Kraft: "Ich habe schon eine andere Basis als in den letzten zwei, drei Jahren. Ich bin körperlich super beieinander. Ich habe super-hart trainieren können, dass es auch das ganze Jahr so bleibt. Ich habe ein stabiles Material, bin da super aufgestellt, habe eine klare Vorstellung, was zu machen ist. Und ich bin eher der, der jetzt so richtig in Fahrt kommt, weil ich Gott sei Dank immer gescheit essen kann und das Gewicht nicht so Probleme macht wie vielleicht bei manch anderen. Ich kann gut Kraft tanken zwischen den Springen. Ich bin meistens bis zum Schluss recht gut im Saft und ich glaube nicht, dass es heuer anders ist."
Die immer wiederkehrende Stärke bei Weltmeisterschaften hat Ihnen da u.a. schon drei Einzel-WM-Titel gebracht. Das hat kein anderer Nordischer in Österreich geschafft. Was bedeutet Ihnen das?
Kraft: "Es ist schon etwas Besonderes, wenn man weiß, was für eine Skisprung-Nation Österreich ist. Meine großen Vorbilder sind aus Österreich gekommen. Und da mehr WM-Titel zu haben, ist etwas ganz Besonderes. Was bis jetzt seit ich skispringe bei der WM immer rausgeschaut hat, ist unglaublich. Immer wieder hat es geklimpert um meinen Hals."
Das soll es wohl auch diesmal. Wie sieht Ihr konkretes WM-Ziel für Planica aus?
Kraft: "Zur WM fährt man immer, dass man eine Medaille gewinnt. Das ist das große Ziel. Aber wenn es im Einzel nicht klappt, bin ich auch mit zwei oder einer Team-Medaille sehr happy - weil es einfach nicht zum Abholen ist. Man hat die Chance auf vier Medaillen. Wenn es eine ist, dann fahre ich auch nicht ganz unzufrieden heim."

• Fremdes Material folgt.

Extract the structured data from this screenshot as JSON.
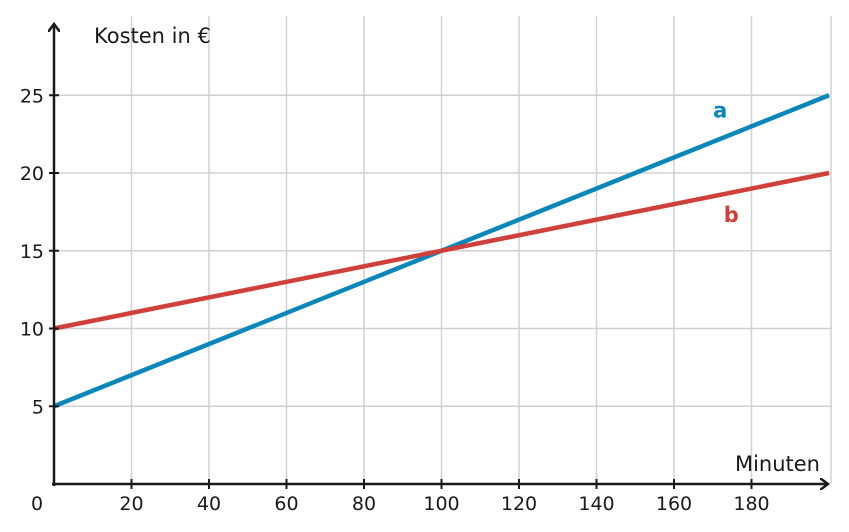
{
  "chart_data": {
    "type": "line",
    "xlabel": "Minuten",
    "ylabel": "Kosten in €",
    "xlim": [
      0,
      200
    ],
    "ylim": [
      0,
      30
    ],
    "x_ticks": [
      20,
      40,
      60,
      80,
      100,
      120,
      140,
      160,
      180
    ],
    "y_ticks": [
      5,
      10,
      15,
      20,
      25
    ],
    "origin_label": "0",
    "grid": true,
    "series": [
      {
        "name": "a",
        "color": "#0a87ba",
        "x": [
          0,
          200
        ],
        "y": [
          5,
          25
        ]
      },
      {
        "name": "b",
        "color": "#d0403a",
        "x": [
          0,
          200
        ],
        "y": [
          10,
          20
        ]
      }
    ]
  }
}
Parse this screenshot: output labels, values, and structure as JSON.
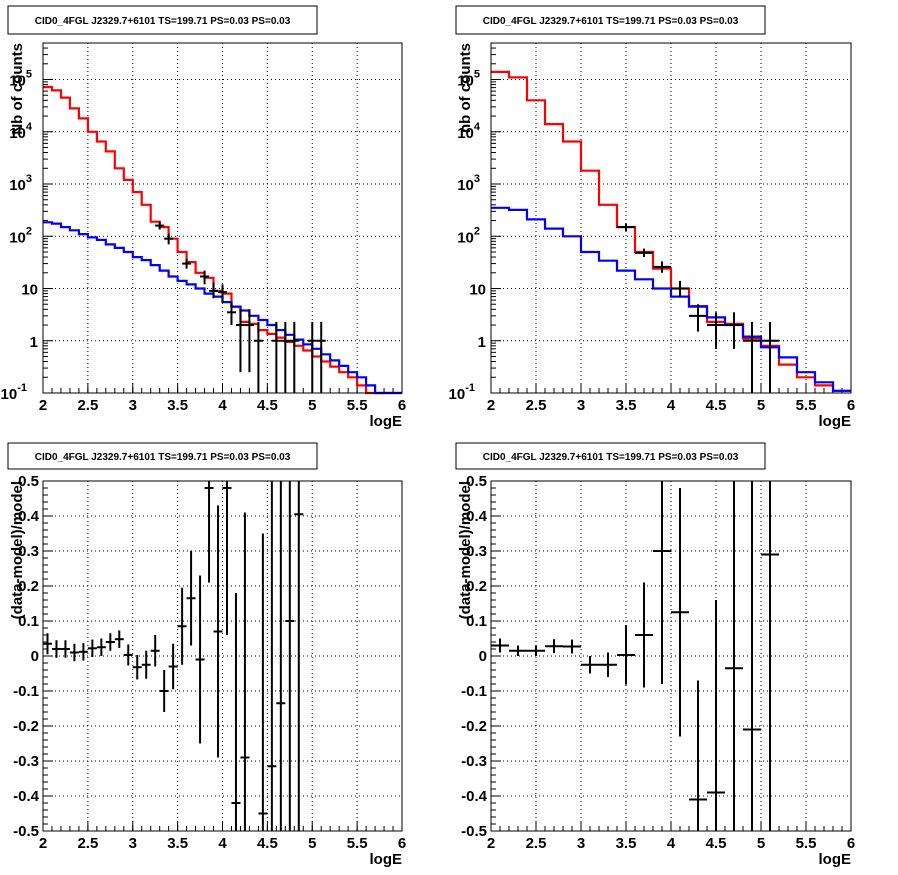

Danach wird es wieder in den Weltcup gehen, und da rücken Sie auch an einen internationalen Rekord immer näher heran. An Weltcup-Podestplätzen haben Sie nun 90, die Bestmarke des Finnen Janne Ahonen steht bei 108. Haben Sie die im Blick?
Kraft: "Das ist schon noch weit weg, deswegen ist es jetzt nicht so wichtig für mich. (Adam) Malysz zu erreichen, wäre schon cool - da fehlen nur noch zwei (Podestplätze, Anm.). Aber es kann Regeländerungen geben, dann läuft es nicht mehr. Wenn ich dann einmal bei 100 bin, dann können wir darüber (über die 108, Anm.) reden. Aber es ist nie ein Selbstläufer, es muss immer alles zusammenpassen. Ich hoffe schon, dass noch ein paar kommen und bin da auch guter Dinge."
Für den Erfolg haben Sie zuletzt nach dem Weltcup in Lake Placid auch noch einmal in Seefeld gearbeitet. Wo genau lag da der letzte Fokus vor der WM?
Kraft: "Es ist noch einmal darum gegangen, vielleicht einen Meter wo noch herauszukitzeln. Man hat vielleicht beim Sprung ein Problem oder will beim Material die letzte Sicherheit noch finden - Schuhe oder einen neuen Ski habe ich noch bekommen. Man probiert das auf der Klein- und Großschanze noch einmal aus. Ich weiß, das Zeug, das ich habe, ist super. Aber vielleicht findet man noch eine Kleinigkeit, die einen noch ein bisschen stabiler macht. Das ist so das Ziel."
Vor der Anreise zur WM haben Sie nun noch ein paar Tage daheim. Ihre Frau Marisa ist erst vor ein paar Tagen von einer Freiwilligenarbeit in einem Krankenhaus in Tansania zurückgekommen. Was hat sie davon erzählt?
Kraft: "Sie war zehn Wochen dort und ich bin mega-stolz, dass sie das gemacht hat. Es hat ihr mega-cool gefallen. Sie ist froh, dass sie wieder daheim ist. Aber sie hätte es auch noch länger ausgehalten, weil es einfach extrem spannend war."